El niño no vestía ningún disfraz, pero si llevaba consigo una bolsa repleta de algo que yo deduje eran dulces. Era muy delgado, bajito, no tendría más de 13 años y se notaba muy cansado.

El niño tenía sed. Con mucha amabilidad me había pedido un vaso de agua, explico que venia de muy lejos y ansiaba refrescarse antes de seguir su camino.Como veía en el un reflejo de mi hijo en su juventud, no pude soportar las ganas de invitarlo a descansar en el sofá unos minutos mientras yo iba a por el agua.

El chico entro sin ningún atisbo de incomodidad, fue directo al sofá en el que yo acostumbro sentarme a leer, el cual, admito, posicione inspirada en un viejo cliché, frente a una chimenea coronada con una gran pintura, obsequio de una gran amiga, fallecida hace pocos años, a lado del sofá una mesita en la que acostumbro dejar el libro en turno, espacio ahora ocupado por “El Wendingo”.

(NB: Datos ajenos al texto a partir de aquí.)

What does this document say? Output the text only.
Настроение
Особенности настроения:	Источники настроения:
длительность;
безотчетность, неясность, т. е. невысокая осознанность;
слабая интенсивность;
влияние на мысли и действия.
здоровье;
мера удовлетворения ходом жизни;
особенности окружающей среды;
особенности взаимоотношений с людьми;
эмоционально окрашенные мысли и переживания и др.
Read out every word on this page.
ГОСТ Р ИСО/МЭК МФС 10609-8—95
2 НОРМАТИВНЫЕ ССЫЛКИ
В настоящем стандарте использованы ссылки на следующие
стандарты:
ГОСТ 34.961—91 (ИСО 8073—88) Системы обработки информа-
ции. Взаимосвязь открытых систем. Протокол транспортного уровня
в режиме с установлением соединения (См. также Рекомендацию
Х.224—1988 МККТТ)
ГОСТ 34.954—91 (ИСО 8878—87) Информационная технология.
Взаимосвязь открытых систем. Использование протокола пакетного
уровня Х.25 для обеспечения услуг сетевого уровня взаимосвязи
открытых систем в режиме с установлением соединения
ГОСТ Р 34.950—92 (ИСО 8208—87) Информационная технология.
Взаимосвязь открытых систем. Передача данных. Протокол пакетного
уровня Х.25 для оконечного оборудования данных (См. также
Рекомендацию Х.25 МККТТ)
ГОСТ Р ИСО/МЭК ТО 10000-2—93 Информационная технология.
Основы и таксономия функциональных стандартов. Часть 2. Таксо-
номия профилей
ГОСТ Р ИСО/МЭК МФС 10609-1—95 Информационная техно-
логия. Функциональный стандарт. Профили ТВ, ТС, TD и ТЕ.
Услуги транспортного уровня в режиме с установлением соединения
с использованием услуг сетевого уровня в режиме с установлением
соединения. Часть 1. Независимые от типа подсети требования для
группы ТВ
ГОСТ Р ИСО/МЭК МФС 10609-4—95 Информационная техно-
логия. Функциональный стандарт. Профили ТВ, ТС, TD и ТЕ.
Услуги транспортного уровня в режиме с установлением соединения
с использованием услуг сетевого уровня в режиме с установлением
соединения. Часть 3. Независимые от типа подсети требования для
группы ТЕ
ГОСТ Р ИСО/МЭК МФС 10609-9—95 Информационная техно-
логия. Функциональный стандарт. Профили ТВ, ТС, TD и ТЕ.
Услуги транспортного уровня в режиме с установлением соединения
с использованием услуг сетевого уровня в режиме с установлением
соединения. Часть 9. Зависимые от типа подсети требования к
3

El niño se veía imponente en ese lugar, las sombras creadas por las llamas de la chimenea vibraban sobre su rostro a causa del viento que se colaba por la puerta que me había olvidado de cerrar. Un suave crepitar susurraba en toda la casa, el cual se fundió con su aguda voz cantarina. —Ese libro, lo leí una vez, pero a mis padres no les agradaba la idea de que me gustasen esa clase de cosas, decían que me provocaban pesadillas, pero no era cierto, bueno si, tenia pesadillas pero no era por eso, teníamos poco de habernos mudado, y muy cerca de nuestra nueva casa había un pequeño bosque, algo de ese lugar me mantenía despierto y cuando lograba dormir ese algo me acompañaba en mis sueños.